Modelling and monitoring: examining the utility of dynamic landscape metapopulation models for sustainable forest management
2007
Abstract Reliable, practical and affordable means of assessing the sustainability of forest management remain elusive. Monitoring of biological indicators is an important element, but sufficiently powerful monitoring strategies are expensive and monitoring alone may not provide answers in time to avloid irreversible environmental or ecological damage. We propose a model-based approach to assessing sustainability using bio-indicators of ecosystem condition to provide timely feed-back to managers about the sustainability of current and alternative forest management options, but acknowledge that assessment of biological indicators is only one component of the assessment of sustainability. This model-based approach can also support the development of better-targeted and more relevant monitoring systems.
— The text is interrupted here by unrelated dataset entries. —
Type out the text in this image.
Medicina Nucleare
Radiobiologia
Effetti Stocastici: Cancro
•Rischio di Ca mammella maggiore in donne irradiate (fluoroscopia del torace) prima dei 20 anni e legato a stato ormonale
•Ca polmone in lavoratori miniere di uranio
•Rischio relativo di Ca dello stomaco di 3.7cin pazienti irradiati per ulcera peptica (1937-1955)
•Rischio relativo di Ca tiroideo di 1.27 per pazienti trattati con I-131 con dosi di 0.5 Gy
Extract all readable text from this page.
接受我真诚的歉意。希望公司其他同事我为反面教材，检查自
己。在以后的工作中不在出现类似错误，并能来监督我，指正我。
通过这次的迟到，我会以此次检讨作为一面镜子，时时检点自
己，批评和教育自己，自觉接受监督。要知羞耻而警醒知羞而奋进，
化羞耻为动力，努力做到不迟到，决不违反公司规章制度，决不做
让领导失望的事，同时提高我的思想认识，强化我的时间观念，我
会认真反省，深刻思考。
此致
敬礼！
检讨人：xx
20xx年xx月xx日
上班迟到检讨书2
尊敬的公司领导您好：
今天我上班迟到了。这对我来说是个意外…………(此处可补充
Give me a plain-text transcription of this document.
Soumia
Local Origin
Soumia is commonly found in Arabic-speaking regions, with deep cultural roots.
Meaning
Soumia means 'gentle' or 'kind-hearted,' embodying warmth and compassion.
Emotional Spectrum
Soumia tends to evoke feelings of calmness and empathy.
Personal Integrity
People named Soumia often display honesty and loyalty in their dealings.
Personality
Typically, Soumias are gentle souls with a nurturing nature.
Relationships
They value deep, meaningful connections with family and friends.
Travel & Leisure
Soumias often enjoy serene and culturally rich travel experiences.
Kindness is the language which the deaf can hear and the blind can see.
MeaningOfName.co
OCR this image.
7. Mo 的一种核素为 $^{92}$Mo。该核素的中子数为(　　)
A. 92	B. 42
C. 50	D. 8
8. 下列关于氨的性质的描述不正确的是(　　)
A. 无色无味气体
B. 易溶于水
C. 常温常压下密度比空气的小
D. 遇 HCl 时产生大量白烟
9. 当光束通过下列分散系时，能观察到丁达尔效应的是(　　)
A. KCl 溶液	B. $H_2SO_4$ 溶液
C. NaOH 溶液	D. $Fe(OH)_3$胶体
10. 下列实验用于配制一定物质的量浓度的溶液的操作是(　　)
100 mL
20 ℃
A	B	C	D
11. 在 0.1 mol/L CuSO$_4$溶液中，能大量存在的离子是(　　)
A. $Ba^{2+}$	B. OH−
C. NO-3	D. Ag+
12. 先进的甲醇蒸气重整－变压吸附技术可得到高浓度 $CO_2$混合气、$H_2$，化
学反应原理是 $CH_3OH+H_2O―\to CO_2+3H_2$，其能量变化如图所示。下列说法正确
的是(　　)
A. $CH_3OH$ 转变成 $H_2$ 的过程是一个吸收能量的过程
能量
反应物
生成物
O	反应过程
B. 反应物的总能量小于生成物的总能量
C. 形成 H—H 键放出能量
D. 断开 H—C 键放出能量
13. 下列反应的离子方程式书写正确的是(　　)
Dynamic landscape meta-population (DLMP) models integrate spatial models of forest change (also known as landscape dynamic models or forest succession models) with meta-population models. which describe demographic and biological attributes of species and the dynamic consequences of migration and habitat change. DLMP models may be used to predict the meta-population level consequences of management actions on bio-indicator species, and as such. may provide a relatively efficient and inexpensive approach to assessing an important aspect of the potential sustainability of forest management. We review some of the criticisms of monitoring for trend in indicators and the advantages and problems associated with using DLMP models of bio-indicator species to evaluate the sustainability of forest management options. We draw on results of a case study of the brown creeper (Certhis americana) in northern Ontario, Canada, that explored the sustainability of competing forest management scenarios. Based on case study results, DLMP models of bio-indicator species appear to be useful for (1) assessing and ranking the sustainability of management options, (2) quantifying the stresses placed on ecosystems by particular management activities, (3) targeting future research and data collection, and (4) dealing explicitly with both environmental and model uncertainties.